原山はビックリしたが、「ただいま戻りました」と直立不動で敬礼した。

父助は驚いたように原山の顔をまじまじと見ていた。

原山の声は元気であったが顔は痩せ衰えてまるで、老人の様相であった。

原山が着てる服も、どこかだぶついていた。

父はよろめく様に、原山に近づき原山の手を握って「よぉ帰った、体はしゃーないか?」と尋ねた。

目には涙が溢れていた。

その涙が零れ落ちた。握った手に落ちた。

原山は驚いた、原山も父の衰えを感じていたからである。

父は慌てて手で涙を拭った。

あの気丈であった父が気弱になっている事を感じた。

「大丈夫だけー、心配しんさんな」と励ますように原山は答えた。

帰り道、二人は並んで歩いたが、初めのうちは話しは途切れ途切れで、お互いに遠慮勝ちであった。

お互いに聞きたいこと、言いたい事は山ほどあったが、どう聞いて、どう話すか整理がつかなかったからである。

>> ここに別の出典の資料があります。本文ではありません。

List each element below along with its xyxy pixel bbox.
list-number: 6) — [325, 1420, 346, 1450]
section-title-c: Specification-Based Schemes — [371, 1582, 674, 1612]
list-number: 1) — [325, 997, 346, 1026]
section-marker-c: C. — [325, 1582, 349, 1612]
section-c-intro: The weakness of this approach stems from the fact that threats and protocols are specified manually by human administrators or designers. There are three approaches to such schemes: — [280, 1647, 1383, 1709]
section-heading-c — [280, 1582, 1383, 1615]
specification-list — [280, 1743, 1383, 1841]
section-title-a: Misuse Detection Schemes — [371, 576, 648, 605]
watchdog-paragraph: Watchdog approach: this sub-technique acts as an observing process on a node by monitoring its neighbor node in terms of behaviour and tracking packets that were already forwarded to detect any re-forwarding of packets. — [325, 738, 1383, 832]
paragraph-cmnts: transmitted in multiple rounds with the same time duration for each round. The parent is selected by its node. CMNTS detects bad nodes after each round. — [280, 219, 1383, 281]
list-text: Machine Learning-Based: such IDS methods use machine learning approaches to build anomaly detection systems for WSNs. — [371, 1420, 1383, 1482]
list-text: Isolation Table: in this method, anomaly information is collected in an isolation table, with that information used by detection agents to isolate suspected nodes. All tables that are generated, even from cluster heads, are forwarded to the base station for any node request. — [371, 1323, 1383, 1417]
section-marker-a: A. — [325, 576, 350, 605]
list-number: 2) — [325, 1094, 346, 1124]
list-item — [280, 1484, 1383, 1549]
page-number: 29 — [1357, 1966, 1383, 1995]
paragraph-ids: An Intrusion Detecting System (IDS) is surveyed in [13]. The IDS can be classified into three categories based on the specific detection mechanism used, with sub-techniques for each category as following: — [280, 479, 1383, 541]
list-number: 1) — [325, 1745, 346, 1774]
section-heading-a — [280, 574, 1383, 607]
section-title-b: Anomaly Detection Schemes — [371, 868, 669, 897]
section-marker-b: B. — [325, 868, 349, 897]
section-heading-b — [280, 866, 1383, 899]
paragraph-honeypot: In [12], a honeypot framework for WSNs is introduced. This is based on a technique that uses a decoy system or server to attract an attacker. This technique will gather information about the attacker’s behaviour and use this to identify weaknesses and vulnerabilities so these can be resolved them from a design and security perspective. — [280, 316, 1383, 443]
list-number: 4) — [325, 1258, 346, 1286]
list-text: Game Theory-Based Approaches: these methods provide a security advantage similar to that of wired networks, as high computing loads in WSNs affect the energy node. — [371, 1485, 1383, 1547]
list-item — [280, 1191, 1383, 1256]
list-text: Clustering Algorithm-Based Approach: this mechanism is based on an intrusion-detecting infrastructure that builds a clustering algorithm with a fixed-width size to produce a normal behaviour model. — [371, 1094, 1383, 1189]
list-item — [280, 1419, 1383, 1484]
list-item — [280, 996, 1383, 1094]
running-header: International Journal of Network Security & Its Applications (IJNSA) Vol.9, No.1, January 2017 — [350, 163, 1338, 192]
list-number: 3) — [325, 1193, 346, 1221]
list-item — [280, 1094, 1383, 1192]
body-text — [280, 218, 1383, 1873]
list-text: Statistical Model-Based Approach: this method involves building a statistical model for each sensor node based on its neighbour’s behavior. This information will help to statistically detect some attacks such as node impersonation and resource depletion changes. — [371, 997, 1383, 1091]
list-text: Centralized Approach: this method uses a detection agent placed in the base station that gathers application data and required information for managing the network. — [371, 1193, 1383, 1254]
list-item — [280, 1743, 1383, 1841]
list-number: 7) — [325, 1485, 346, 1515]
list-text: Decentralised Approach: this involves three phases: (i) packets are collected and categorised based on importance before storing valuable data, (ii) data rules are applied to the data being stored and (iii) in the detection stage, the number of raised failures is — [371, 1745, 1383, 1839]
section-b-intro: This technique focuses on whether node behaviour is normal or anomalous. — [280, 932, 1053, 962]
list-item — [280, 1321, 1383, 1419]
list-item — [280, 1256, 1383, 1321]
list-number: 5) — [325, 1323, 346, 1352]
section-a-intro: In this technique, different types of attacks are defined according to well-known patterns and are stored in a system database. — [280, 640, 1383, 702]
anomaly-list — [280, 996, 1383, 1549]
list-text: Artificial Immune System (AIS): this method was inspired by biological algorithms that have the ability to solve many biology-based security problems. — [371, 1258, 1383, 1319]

渡部落を過ぎた頃になって、ようやく他人行儀も薄れてきた。

江の川を渡るために渡の耕作地を横切って行く。

原山は耕作地を見て驚いた、耕作地の半分以上が砂礫と化していたからである。

原山は父に尋ねた「畑が滅茶苦茶になっとるが、どがぁしたんかな?」

父は悔しそうに言った「三年続けて江川が大水になって、やれんことになってしもうた。渦巻は、まだましの方だがのぉ」

江の川を渡ると、渦巻までは後1Kmの距離である。

もうすぐ、渦巻に着く頃に、父は歩きながら震える声で言った「実は、敏夫が戦死したという通知が届いた。

何でも、潜水艦でドイツに行く途中に沈没させられたということらしい。

沈没させられたのは去年の8月2日らしい」

原山は「えーっ!」と言ったが続く言葉が見つからなかった。

「英利(弟)は無事だった。お前も生きて帰ったので、敏夫(兄)が戦死したのは辛いが、耐えんと仕方ない」と父は呟くように言った後、「西上屋は、お前に継いで貰わなにゃあ、やれん」と続けて言った。

原山は父の言葉を聞きながら、運命を感じた。

決死の覚悟で宮古島の戦場に向かったが、米軍が上陸して来なかったため戦死を免れた。

いや、宮古島に向かう海上で遭難にあったり、敵機の攻撃を何度か受けたが、辛うじて生き延びた。

まるで、奇跡のように生き延びたのだった。

これも、生家である西上屋を継ぐ為だったのか、俺の運命だったのかと神妙になっていた。